Lightning Generator From Electric Lighter

Generating high voltages isn’t too hard. A decent transformer will easily get you into the 100s of kilovolts, provided you’re a power company and have access to millions of dollars and a substation to put it. If you want to go above that then things start getting difficult, and most tend to look in other places for high voltages such as voltage multipliers.

These devices use nothing but capacitors and diodes, as [Jay] from [Plasma Channel] shows us how to build a small desktop version of a voltage multiplier that can produce almost 70 kV. That’s enough to throw a substantial spark, powered by nothing but a rechargable battery found in an electric lighter. They can also be cheaper than transformers to a point, since they require less insulation and less copper and iron. The voltage multiplier works in stages, with each stage boosting the voltage to a critical level above the stage before it similar to a Marx generator.

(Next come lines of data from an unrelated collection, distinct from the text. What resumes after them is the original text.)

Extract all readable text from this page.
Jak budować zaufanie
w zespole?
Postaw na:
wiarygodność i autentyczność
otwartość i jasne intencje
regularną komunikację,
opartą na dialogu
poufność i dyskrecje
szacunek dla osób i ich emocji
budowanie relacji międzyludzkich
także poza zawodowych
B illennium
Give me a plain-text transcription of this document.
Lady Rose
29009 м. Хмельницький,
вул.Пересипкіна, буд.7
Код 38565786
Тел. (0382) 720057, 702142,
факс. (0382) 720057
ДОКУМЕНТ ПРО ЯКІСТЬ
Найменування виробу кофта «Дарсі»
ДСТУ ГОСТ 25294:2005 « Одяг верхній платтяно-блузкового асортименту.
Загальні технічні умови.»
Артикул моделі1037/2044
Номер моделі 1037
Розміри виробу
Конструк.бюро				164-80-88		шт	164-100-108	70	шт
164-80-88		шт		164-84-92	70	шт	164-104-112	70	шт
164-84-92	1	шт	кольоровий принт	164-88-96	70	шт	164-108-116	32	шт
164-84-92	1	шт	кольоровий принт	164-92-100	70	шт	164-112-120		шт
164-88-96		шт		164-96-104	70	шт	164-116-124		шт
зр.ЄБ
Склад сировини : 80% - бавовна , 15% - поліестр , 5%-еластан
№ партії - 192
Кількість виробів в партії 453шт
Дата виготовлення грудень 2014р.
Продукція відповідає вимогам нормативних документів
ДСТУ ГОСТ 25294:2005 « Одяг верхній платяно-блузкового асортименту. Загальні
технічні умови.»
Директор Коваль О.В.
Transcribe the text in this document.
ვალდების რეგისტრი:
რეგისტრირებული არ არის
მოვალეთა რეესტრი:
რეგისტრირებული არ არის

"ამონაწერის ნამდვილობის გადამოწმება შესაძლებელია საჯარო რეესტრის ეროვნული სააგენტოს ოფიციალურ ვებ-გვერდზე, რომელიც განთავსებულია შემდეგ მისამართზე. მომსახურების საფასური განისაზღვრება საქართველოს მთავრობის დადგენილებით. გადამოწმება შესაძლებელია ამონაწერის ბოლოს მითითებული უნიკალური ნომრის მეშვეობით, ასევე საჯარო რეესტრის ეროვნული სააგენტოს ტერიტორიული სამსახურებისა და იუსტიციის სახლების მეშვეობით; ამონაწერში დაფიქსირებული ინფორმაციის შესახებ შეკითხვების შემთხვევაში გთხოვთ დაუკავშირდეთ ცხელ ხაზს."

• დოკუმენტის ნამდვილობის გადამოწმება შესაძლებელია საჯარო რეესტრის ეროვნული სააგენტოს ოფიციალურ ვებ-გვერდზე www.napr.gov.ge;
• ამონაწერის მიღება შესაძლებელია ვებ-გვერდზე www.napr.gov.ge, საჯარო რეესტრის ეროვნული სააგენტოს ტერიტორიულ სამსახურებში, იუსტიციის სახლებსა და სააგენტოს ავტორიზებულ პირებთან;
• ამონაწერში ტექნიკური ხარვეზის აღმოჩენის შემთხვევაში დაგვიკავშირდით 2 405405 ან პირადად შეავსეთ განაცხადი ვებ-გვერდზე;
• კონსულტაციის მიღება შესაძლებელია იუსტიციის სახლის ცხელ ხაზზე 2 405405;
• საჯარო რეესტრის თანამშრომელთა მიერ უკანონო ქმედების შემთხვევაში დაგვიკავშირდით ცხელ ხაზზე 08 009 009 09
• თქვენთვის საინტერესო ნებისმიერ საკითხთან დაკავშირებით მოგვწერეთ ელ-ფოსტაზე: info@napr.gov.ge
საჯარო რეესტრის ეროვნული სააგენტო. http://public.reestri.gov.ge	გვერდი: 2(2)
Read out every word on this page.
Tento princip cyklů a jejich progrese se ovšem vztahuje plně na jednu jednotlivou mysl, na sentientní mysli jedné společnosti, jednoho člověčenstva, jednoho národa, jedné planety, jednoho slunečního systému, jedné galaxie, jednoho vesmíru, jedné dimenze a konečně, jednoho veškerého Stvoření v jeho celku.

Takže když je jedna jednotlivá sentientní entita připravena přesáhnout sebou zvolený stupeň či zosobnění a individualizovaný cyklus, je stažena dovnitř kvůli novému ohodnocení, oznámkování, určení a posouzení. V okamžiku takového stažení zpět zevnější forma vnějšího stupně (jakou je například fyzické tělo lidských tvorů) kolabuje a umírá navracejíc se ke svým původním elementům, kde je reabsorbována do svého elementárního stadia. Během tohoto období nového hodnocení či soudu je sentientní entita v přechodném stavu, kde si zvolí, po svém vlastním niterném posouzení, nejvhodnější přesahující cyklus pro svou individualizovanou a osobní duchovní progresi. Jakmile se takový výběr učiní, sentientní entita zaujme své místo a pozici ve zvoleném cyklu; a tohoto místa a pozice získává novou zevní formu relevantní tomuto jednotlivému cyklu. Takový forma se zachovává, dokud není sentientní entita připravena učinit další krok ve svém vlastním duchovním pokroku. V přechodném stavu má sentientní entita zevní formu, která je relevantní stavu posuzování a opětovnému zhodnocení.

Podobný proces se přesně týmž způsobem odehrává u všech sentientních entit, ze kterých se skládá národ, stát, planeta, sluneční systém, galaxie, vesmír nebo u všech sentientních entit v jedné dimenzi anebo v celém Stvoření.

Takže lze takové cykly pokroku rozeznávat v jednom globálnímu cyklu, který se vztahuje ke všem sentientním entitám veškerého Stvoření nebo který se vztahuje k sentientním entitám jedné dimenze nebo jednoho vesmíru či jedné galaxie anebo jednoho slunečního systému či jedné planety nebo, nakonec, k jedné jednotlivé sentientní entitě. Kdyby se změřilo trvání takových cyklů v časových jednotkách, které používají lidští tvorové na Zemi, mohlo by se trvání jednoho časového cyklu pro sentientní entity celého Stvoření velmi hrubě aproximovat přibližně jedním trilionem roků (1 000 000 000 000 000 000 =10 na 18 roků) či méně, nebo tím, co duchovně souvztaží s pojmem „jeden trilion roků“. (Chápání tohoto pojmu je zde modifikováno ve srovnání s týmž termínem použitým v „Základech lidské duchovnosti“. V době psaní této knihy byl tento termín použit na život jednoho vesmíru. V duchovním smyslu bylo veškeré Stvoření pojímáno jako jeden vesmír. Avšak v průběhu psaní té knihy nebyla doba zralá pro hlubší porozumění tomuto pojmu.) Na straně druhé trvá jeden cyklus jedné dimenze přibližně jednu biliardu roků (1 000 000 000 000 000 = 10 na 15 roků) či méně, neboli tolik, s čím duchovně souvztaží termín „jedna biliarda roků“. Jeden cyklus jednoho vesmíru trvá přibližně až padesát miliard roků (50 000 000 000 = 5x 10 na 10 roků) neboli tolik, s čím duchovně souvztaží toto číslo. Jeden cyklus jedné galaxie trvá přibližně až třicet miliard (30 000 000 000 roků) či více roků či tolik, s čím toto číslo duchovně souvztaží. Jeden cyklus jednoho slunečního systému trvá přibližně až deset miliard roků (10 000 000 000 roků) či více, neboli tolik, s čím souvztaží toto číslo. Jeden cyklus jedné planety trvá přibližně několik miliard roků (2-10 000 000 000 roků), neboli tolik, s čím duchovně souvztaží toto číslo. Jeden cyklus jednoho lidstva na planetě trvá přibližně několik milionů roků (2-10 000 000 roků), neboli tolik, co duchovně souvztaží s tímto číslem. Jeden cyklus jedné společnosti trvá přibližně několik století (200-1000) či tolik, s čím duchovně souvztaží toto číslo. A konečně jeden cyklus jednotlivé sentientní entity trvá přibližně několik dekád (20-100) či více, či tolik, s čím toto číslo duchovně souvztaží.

Similar designs are used by laboratories to simulate lightning strikes, and can generate millions of volts. They’re a cost-effective way of generating huge voltage pulses and studying everything from the effects of lightning on various equipment to generating X-rays in fusion power tests. We’ve even seen them in use in lasers.

16 thoughts on “Lightning Generator From Electric Lighter

  1. Generating 100s of kV is not that hard, containing it and playing safely with it is the difficult bit. Give yourself a few whacks with that contraption and you will perhaps think you can survive anything.. until you don’t of course.

      1. Nope. No where in my post did I state that a hundred thousand volts is necessarily dangerous.
        Not reading carefully, or not understanding what was written, that could however prove to be dangerous.

  2. I used to play with Cockroft-Walton multipliers, but I’ve given up that stuff. Reason? I wanted to live a bit longer. A one-transistor “tesla coil” is a much better toy, both in terms of safety and entertainment value.

  3. I used to piddle about with arc generators based on gas burner igniter coils. Playing about with the size and shape of the upper charge accumulator can give you some wild effects. Large, spherical polystyrene balls, coated in aluminium foil, will give you huge, bright sparks, and illuminate fluorescent tubes at some distance.

  4. The thing with voltage multipliers is they are fine for things where you need little current or short bursts of current, but as soon as you need any current they start to suck badly and, sadly, larger parts have larger parasitic infulences so the bang for the buck goes down pretty quickly.

    1. Well yeah, power must be conserved. If you want to generate astronomical voltage using leftover bits and a battery, AND you want a lot of current? Sorry pal, I’d love a free lunch too but no dice.

    2. High currents at high voltages means UV-C generation which literally shreds DNA. It is used as a germicidal, and breaks down most chemical bonds and it also produces ozone (which at ~50 ppm for half an hour will kill). So even if you are not shocked, best to avoid unless you know what all potential risks.

    1. .. or caused by flying rapidly backwards, landing heavily on his ar$e and throwing out his hand in to the nearest sharp object.. while trying to figure out what just happened.

      I am basing this possibility on a similar “interesting experience” a few years ago while dismantling a small point and shoot camera and inadvertently touching the flash capacitor. Lesson learned (well probably not actually)… small battery powered devices may be small, and battery powered, but they can still kill you if you are too much of a “I know what I’m doing” smartarse.

  5. Right, an attempt to head off the “will it / it will” kill you discussion:

    https://en.wikipedia.org/wiki/Electrical_injury#/media/File:IEC_TS_60479-1_electric_shock_graph.svg

    Lethality (while never an absolute) (and damage) is guided by current (due to potential over impedance) and duration – how many joules are you going to take and where.

    The chart pertains specifically to the effect of alternating current I of duration T passing from left hand to feet as defined in IEC publication 60479-1.